Differential Equations

Question:

If $y(x)$ satisfies the differential equation $y^{\prime}-y \tan x=2 x \sec x$ and $y(0)=0$, then

Options:

$y\left(\frac{\pi}{4}\right)=\frac{\pi^2}{8 \sqrt{2}}, y^{\prime}\left(\frac{\pi}{3}\right)=\frac{4 \pi}{3}+\frac{2 \pi^2}{3 \sqrt{3}}$

$y\left(\frac{\pi}{4}\right)=\frac{\pi^2}{4 \sqrt{2}}, y^{\prime}\left(\frac{\pi}{4}\right)=\frac{\pi^2}{18}$

$y\left(\frac{\pi}{3}\right)=\frac{\pi^2}{9}, y^{\prime}\left(\frac{\pi}{3}\right)=\frac{4 \pi}{3}+\frac{\pi^2}{3 \sqrt{3}}$

$y\left(\frac{\pi}{3}\right)=\frac{\pi^2}{4 \sqrt{2}}, y^{\prime}\left(\frac{\pi}{3}\right)=\frac{\pi^2}{18}$

Correct Answer:

$y\left(\frac{\pi}{4}\right)=\frac{\pi^2}{8 \sqrt{2}}, y^{\prime}\left(\frac{\pi}{3}\right)=\frac{4 \pi}{3}+\frac{2 \pi^2}{3 \sqrt{3}}$

Explanation:

We have,

$\frac{d y}{d x}-(\tan x) y=2 x \sec x$ ......(i)
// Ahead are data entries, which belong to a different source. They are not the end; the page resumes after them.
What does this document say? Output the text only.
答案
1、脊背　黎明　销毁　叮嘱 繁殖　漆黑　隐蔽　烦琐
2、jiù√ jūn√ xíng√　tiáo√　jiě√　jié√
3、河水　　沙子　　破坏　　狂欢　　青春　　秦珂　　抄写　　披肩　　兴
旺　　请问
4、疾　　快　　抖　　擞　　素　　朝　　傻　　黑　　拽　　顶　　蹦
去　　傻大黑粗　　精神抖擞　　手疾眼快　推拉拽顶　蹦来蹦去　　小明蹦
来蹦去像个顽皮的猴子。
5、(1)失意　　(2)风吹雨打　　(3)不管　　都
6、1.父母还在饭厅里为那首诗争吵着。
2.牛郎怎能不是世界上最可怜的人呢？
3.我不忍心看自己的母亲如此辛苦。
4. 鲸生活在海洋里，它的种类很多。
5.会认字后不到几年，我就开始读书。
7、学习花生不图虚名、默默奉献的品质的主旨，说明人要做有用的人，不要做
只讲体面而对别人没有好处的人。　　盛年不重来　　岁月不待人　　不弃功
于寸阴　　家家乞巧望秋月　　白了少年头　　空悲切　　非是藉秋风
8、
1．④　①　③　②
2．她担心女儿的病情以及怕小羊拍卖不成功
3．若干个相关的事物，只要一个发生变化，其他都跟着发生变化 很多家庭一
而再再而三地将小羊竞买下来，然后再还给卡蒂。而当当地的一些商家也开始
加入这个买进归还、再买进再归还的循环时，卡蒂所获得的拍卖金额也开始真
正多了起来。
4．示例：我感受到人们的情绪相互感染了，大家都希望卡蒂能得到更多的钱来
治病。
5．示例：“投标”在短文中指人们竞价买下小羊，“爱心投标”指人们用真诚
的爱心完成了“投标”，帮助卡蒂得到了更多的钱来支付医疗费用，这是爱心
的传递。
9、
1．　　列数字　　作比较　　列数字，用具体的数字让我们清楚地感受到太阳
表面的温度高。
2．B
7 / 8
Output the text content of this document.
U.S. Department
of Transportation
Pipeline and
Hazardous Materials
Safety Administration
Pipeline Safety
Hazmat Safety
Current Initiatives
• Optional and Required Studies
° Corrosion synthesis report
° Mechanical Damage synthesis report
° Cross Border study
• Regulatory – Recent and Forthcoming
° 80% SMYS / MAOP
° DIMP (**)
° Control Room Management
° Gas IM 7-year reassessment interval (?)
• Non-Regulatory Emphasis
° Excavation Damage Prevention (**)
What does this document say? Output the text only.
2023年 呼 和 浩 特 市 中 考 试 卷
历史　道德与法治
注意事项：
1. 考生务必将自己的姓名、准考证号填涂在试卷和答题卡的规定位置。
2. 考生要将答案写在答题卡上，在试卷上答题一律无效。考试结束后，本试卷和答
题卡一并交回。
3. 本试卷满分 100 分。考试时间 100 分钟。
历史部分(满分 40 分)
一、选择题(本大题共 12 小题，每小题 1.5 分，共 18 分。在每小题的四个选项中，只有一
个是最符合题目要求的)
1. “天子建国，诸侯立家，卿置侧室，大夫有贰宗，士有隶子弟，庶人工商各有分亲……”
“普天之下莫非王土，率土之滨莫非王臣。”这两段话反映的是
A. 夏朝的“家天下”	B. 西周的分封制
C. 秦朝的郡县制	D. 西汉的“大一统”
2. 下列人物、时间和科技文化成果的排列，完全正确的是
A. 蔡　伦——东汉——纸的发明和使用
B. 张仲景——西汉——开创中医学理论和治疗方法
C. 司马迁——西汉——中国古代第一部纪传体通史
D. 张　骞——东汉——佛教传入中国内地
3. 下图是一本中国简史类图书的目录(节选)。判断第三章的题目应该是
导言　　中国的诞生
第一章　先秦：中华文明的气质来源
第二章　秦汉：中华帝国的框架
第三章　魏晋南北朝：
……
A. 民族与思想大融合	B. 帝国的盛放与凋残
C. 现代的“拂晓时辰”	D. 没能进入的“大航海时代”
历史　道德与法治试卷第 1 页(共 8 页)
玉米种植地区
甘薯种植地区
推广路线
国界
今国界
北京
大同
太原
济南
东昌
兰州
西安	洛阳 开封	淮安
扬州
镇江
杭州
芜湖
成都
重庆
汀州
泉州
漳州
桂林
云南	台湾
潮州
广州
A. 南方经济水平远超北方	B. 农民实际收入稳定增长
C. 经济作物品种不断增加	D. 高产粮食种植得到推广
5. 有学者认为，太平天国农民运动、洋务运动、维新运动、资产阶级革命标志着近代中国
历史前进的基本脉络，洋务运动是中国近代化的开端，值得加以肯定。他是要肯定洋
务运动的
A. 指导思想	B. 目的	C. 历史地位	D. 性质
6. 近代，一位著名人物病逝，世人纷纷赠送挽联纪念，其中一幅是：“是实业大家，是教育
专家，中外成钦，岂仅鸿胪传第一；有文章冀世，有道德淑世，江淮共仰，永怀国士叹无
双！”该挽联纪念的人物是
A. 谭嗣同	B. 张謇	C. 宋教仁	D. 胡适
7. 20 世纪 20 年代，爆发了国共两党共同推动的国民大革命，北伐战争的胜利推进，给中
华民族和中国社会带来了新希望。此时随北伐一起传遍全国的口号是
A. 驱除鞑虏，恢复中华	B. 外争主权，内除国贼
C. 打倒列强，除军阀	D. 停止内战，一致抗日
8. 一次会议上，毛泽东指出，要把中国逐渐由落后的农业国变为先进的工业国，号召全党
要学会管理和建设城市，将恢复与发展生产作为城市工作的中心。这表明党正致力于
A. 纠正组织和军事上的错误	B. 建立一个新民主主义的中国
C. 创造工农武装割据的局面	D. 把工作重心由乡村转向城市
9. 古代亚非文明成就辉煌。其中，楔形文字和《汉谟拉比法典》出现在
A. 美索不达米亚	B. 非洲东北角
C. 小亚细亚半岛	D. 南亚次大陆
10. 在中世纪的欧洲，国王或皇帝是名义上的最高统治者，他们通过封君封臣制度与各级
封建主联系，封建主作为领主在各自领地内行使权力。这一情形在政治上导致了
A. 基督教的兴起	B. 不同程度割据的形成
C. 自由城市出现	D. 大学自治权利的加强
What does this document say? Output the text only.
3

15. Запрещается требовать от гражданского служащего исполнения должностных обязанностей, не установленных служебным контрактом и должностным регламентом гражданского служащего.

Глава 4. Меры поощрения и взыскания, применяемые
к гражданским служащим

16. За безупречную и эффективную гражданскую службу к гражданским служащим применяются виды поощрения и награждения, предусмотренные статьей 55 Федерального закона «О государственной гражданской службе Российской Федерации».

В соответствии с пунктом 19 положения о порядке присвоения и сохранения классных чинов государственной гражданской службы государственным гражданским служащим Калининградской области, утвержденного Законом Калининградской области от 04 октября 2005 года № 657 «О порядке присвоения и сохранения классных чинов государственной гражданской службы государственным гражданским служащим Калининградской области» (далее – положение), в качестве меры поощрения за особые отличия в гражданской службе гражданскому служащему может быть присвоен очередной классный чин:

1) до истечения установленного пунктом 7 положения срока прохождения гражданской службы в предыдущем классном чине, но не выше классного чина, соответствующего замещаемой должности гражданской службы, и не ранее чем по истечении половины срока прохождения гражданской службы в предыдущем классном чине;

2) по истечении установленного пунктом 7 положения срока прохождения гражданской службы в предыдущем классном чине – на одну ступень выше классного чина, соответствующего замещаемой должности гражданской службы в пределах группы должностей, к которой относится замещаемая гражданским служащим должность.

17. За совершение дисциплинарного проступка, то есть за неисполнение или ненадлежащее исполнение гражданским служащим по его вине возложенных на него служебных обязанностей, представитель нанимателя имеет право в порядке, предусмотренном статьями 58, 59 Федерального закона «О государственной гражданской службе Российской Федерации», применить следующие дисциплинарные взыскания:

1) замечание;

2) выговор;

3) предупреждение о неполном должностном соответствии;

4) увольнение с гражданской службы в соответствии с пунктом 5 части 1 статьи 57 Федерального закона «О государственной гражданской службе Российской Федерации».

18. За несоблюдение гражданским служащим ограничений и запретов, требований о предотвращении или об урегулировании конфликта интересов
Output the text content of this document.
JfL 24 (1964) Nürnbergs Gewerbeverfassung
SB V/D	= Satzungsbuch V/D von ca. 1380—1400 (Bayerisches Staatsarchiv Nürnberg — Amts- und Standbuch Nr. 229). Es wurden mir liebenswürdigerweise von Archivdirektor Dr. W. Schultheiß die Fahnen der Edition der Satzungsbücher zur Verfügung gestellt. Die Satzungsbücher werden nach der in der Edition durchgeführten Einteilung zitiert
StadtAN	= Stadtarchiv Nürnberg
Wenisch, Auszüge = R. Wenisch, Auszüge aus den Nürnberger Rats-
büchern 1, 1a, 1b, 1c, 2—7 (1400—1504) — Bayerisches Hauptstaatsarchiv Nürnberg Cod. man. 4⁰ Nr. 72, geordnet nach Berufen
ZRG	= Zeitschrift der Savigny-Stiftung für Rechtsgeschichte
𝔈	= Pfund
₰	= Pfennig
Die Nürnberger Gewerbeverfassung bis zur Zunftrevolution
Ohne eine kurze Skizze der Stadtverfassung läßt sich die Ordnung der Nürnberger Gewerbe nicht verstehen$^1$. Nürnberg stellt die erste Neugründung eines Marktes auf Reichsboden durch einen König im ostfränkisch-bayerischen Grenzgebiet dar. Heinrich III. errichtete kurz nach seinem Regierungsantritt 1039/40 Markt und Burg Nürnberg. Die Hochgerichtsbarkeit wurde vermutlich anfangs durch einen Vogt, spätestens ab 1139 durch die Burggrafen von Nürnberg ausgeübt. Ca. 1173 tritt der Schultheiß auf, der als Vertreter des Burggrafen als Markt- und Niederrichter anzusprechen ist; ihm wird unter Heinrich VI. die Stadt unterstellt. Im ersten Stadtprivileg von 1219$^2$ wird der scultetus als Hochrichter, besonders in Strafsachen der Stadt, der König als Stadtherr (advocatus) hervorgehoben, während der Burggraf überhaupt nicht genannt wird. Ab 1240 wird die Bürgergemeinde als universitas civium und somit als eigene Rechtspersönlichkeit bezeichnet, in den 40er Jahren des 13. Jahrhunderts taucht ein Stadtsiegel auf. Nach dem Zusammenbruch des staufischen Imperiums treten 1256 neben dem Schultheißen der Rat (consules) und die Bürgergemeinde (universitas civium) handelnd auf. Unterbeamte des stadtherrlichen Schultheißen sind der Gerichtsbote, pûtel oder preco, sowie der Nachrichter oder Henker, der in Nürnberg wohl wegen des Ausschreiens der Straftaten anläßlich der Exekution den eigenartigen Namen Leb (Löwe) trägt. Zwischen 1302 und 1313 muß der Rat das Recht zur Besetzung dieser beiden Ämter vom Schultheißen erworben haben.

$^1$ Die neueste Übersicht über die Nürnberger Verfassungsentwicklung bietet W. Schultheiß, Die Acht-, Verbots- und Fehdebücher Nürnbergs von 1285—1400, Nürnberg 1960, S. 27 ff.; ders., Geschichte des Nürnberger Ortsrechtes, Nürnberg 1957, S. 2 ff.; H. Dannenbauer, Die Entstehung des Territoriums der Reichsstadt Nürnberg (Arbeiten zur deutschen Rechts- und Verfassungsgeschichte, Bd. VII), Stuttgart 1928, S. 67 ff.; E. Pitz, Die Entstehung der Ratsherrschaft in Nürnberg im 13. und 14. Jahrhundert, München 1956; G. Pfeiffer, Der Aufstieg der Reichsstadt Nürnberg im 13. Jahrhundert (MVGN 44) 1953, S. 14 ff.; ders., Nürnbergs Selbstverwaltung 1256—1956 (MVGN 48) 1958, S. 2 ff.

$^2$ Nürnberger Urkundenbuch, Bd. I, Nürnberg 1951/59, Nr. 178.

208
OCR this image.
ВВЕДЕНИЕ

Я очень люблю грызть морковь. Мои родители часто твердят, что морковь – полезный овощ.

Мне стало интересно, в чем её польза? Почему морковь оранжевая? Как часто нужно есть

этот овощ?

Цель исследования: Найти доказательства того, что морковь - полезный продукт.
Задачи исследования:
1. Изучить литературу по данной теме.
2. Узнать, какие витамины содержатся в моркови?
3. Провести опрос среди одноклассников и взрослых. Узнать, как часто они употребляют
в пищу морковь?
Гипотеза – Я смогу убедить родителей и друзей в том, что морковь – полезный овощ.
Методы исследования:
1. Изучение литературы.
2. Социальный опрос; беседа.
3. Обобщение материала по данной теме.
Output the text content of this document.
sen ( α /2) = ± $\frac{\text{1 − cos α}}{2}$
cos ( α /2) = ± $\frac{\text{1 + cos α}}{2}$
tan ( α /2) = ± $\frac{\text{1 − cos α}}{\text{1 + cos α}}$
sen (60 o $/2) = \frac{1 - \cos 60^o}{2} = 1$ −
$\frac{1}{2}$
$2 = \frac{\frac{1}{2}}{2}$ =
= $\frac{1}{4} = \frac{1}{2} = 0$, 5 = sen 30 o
It is a linear differential equation with

Integrating factor = $e^{-\int \tan x d x}=e^{\log \cos x}=\cos x$

Multiplying (i) by integrating factor = $\cos x$ and integrating, we get

$\Rightarrow y \cos x=x^2+C$ ........(ii)

Putting $x=0$ and $y=0$, we get

$0=0+C \Rightarrow C=0$

Putting $C=0$ in (ii), we get

$y =x^2 \sec x$ ........(iii)

$\Rightarrow y' =2 x \sec x+x^2 \sec x \tan x$ ........(iv)

Putting $x=\frac{\pi}{4}$ in (iii) and (iv), we get

$y\left(\frac{\pi}{4}\right)=\frac{\pi^2}{8 \sqrt{2}}, y'\left(\frac{\pi}{4}\right)=\frac{\pi}{\sqrt{2}}+\frac{\pi^2}{8 \sqrt{2}}$

Putting $x=\frac{\pi}{3}$ in (iii) and (iv), we get

$y\left(\frac{\pi}{3}\right)=\frac{2 \pi^2}{9}, y'\left(\frac{\pi}{3}\right)=\frac{4 \pi}{3}+\frac{2 \pi^2}{3 \sqrt{3}}$